Japanese electronics giant Toshiba was once considered a model for corporate governance. Now an accounting scandal and ongoing probe have significantly tarnished the formerly pristine reputation of the 140-year-old company, and its stakeholders have been left scrambling.
Any business, especially one with investors, understands the importance of proving their revenue numbers month-over-month, and quarter-over-quarter, but for many years the pressures of hitting unachievable financial targets resulted in the use of flawed accounting methods at Toshiba to falsify gains, with employees across all divisions of the company attempting to hide accounting issues.
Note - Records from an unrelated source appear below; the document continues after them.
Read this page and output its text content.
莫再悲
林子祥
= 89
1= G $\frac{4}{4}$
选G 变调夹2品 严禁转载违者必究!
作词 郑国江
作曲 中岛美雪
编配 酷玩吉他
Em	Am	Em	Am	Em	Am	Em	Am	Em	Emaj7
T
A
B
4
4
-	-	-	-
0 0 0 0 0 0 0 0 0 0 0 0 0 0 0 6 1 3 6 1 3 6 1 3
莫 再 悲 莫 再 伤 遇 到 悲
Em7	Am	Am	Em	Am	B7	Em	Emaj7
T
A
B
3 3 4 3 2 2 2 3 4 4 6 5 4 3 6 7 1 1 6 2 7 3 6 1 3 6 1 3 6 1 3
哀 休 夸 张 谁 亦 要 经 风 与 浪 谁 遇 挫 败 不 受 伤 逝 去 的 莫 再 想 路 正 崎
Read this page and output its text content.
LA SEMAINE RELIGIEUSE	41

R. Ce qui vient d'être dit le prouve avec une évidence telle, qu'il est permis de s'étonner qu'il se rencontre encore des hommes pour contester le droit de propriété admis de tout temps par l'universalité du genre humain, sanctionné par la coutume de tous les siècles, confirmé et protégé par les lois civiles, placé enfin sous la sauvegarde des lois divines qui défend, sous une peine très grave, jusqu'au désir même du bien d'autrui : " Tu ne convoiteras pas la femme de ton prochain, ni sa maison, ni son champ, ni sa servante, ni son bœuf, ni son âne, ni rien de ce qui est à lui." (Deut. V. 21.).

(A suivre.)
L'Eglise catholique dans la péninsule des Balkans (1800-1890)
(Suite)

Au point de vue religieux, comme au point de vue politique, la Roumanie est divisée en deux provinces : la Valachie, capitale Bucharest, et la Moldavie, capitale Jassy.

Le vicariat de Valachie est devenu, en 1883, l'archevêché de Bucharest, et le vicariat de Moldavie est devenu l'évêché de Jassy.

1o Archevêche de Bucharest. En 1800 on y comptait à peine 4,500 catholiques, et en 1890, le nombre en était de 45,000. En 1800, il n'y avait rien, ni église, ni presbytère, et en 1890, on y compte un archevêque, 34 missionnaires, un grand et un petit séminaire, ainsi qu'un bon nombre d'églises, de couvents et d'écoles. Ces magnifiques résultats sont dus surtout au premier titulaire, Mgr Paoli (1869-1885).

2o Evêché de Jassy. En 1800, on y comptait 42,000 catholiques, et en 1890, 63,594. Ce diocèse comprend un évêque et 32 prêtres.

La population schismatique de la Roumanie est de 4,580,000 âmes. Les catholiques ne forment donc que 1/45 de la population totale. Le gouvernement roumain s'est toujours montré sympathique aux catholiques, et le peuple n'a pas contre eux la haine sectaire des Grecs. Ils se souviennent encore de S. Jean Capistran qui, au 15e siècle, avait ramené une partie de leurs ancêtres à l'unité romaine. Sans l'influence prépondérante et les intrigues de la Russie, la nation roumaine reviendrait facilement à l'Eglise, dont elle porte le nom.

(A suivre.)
The company's irregularities were uncovered in February after Japan's Securities & Exchange Surveillance Commission noticed irregularities related to "percentage of completion" estimates used on infrastructure projects, including nuclear, hydroelectric, wind-power equipment, air-traffic control, and railway systems. The investigation has shown that Toshiba's books may have been altered for over six years. Between 2008 and 2014 Toshiba may have overstated its earnings by more than $1.2 billion USD, according to Business Insider. The company will file its fiscal year 2014 earnings on Aug. 31st, 2015, which will provide further details into the overstating of recent accounts.
As the Houston Chronicle reports, one of the largest impacts flawed accounting can have on a business is that it may render financial statements useless. "Each time that an unethical accountant deliberately breaks the rules and regulations to manipulate the information presented on the financial statements to illegal advantage, those financial statements become less and less useful".
While a small business owner might not use financial statements the same way as a multinational company like Toshiba, the lesson is the same, and the effect on operational decisions is just as real. The more financial statements have been altered, the harder it is to understand the true health of a business.
Companies with poorly kept books are also more likely to be scrutinized and audited by authorities. Red flags may include under-recorded sales returns and allowances, understated costs and expenses, unclear transactions, and inappropriate revenue recognition.
As the Toshiba investigation continues and more irregularities are uncovered, questions also remain about whether the overstated earnings drove up stock prices. The questions alone are damaging to Toshiba, but if it is found to have tampered with the stock market, the results could be devastating.
In the meantime, Toshiba said it is considering selling assets, including securities and real estate, to raise money. Luckily for a large conglomerate like Toshiba, there are assets to sell. Smaller businesses that undergo similar scrutiny may not have this luxury; showing how solid bookkeeping is necessary to help keep businesses fiscally honest and in regulatory compliance.